Ninguém tem a verdadeira noção da importância de possuir um cartão de crédito. Ainda mais se for Ouro. É que pessoa alguma se dá ao luxo de ler a documentação que o acompanha. Em primeiro lugar você é distinguido com uma carta personalizada do presidente de um dos maiores bancos do Brasil e às vezes do mundo. Ele diz que está muito feliz de ter sido escolhido por você e lhe agradece com uma dádiva extraordinária: “Para comemorar a sua escolha você acaba de receber o nosso cartão que permite comprar em quase todas as lojas do mundo”. Para concluir manda-lhe mensagem carinhosa: “Parabéns. Poucos podem ter este cartão, especial como você”.


Você descobre que pode comprar a prazo “desde que a loja” concorde, pode distribuir na família vários cartões, cada um podendo gastar o que quiser. Dinheiro é o que não faltará, basta que você o tenha, porque senão, ultrapassado o limite, você tem que pagar multas, juros, e até ter cancelada sua grande importância de ser Ouro.

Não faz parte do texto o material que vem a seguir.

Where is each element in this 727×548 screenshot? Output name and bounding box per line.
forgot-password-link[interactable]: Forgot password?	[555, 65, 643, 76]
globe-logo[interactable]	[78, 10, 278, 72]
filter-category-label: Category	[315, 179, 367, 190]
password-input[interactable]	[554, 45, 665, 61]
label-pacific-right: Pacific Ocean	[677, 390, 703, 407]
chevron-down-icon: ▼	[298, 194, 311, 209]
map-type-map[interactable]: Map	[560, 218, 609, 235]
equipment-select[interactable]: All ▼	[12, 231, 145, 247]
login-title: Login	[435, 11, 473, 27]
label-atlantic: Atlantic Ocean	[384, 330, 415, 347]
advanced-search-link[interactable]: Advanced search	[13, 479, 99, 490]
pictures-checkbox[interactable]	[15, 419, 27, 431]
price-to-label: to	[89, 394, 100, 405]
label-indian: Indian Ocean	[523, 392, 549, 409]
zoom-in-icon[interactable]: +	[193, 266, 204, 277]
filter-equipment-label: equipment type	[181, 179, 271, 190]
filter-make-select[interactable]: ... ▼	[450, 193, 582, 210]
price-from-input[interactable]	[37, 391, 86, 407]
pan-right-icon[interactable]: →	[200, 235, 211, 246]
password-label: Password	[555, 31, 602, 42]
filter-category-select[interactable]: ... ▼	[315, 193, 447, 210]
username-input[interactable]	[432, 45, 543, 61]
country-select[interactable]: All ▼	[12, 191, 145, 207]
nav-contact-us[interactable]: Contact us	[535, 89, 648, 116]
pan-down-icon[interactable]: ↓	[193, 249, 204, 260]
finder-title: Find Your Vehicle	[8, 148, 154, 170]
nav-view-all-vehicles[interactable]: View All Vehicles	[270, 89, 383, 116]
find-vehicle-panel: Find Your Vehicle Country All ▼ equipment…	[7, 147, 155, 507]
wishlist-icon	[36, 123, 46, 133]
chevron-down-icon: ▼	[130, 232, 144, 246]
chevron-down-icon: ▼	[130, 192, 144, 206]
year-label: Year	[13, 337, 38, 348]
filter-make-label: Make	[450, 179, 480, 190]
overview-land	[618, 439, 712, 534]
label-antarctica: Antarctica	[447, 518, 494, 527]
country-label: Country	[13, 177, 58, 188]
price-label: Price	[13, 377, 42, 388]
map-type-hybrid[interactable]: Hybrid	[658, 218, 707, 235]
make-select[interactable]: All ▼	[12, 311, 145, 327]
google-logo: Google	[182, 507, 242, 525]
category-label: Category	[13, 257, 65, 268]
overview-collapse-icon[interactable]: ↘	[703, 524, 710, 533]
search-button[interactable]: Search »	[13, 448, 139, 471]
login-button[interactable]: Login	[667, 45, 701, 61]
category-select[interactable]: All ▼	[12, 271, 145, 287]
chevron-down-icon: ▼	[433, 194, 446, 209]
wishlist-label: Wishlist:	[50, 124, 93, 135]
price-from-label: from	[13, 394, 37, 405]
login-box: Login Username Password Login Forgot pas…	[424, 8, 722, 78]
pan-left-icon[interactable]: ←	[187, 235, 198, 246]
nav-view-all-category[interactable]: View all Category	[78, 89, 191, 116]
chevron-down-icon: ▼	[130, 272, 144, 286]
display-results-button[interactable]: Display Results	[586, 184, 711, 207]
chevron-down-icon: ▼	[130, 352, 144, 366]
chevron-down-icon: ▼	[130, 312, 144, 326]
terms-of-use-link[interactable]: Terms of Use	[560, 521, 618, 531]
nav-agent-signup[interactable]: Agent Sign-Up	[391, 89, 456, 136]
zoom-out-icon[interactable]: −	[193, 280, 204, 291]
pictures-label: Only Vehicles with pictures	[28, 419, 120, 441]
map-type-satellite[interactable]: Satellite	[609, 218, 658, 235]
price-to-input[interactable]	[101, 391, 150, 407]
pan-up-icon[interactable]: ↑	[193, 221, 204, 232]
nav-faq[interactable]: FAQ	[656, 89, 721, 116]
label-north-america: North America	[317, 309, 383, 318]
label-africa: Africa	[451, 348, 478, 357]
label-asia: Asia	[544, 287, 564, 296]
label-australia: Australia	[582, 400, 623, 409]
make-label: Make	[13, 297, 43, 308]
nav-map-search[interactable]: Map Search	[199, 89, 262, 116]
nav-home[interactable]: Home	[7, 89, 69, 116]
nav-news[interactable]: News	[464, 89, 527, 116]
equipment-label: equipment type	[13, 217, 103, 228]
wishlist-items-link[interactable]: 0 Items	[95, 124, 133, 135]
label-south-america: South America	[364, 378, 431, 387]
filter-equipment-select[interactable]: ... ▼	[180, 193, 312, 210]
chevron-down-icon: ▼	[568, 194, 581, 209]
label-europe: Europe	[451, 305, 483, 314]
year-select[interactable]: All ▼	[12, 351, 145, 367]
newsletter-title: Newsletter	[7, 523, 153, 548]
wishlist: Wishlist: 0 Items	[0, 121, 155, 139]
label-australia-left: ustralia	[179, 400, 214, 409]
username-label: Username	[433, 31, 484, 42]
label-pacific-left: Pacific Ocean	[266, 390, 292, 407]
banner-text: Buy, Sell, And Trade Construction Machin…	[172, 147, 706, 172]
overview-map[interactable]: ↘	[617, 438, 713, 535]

O folder lhe diz que você agora, para sua “felicidade passa a ter um grande companheiro de viagem”, que assegura a você e seu cônjuge e filhos menores de 23 anos a cobertura de um seguro contra “lesões corporais acidentais” no valor US$ 250 mil desde que tenha a “felicidade” de que seja “a única causa de falecimento ou desmembramento”. Basta que sua passagem tenha sido comprada pelo seu cartão Ouro.


E detalha os outros benefícios que você pode desfrutar e serão pagos no prazo de 365 dias! Basta que você morra pelas lesões. Mas: “Se você perder ambas as mãos ou ambos os pés, ou a visão de ambos os olhos ou voz e audição, ou um pé e uma mão, ou um pé ou uma mão e a visão de um dos olhos, terá a felicidade de receber do companheiro de viagem US$ 250 mil dólares. Se você perder só uma mão ou um pé ou a audição recebe US$ 125 mil”. Se quiser ganhar algum dinheirinho, vá a um país radical, ponha o polegar onde não deve e ele será cortado e o cartão paga R$ 62.500 pelo dedo.


Se você passar por uma guerra, se um terrorista ou soldado o pegar, você chega de volta morto e liso. Mas o cartão oferece ajuda para devolver seu corpo ao país, desde, é claro, que você pague.


Realmente nada mais importante do que seu cartão de crédito. Otto Lara Resende que era, como eu, muito amigo do Magalhães Pinto, brincando com ele, que lhe autorizava alguns papagaios no Banco Nacional, dizia: “Magalhães, você é meu amigo a 4% ao mês”. Pois o nosso cartão companheiro de viagem é o máximo: nosso amigo a 14% ao mês. É como se desabafa no Nordeste: amigo assim, só na Baixa da Égua!